The question no one is asking, however, is how much of that total is going to our neighboring states in the form of “mitigation” – generous payments sent to host communities. These tolls are getting so expensive that they beg the question of whether we should pay the tolls or develop our own renewables off the coast of the Commonwealth.
Eight transmission projects submitted bids, and several of the developers of power from the north have showered especially lucrative commitments for benefits on towns, states, and environmental entities: Eversource’s Northern Pass, and Blackstone’s New England Clean Power Link will offer a cocktail of wind and hydro (or hydro only, if the buyers prefer) from Quebec via New Hampshire (Northern Pass) and Vermont (Power Link).

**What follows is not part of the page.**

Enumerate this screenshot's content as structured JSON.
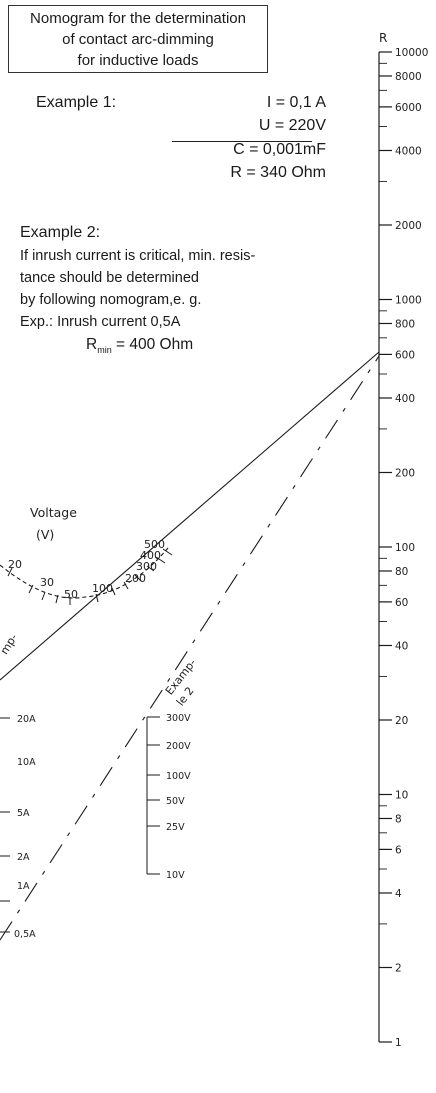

In the absence of eminent domain — not available for these projects because they are not essential for electric reliability — it may be necessary to offer mitigation payments to localities, states, well-placed environmental groups, and private landowners over or under whose property easements are required. These payments are the straw that stirs the drink of any infrastructure project, whether they’re highways or skyscrapers or water mains. Mind you, the mitigation payments are on top of the usual costs of the infrastructure, including property taxes and state income taxes.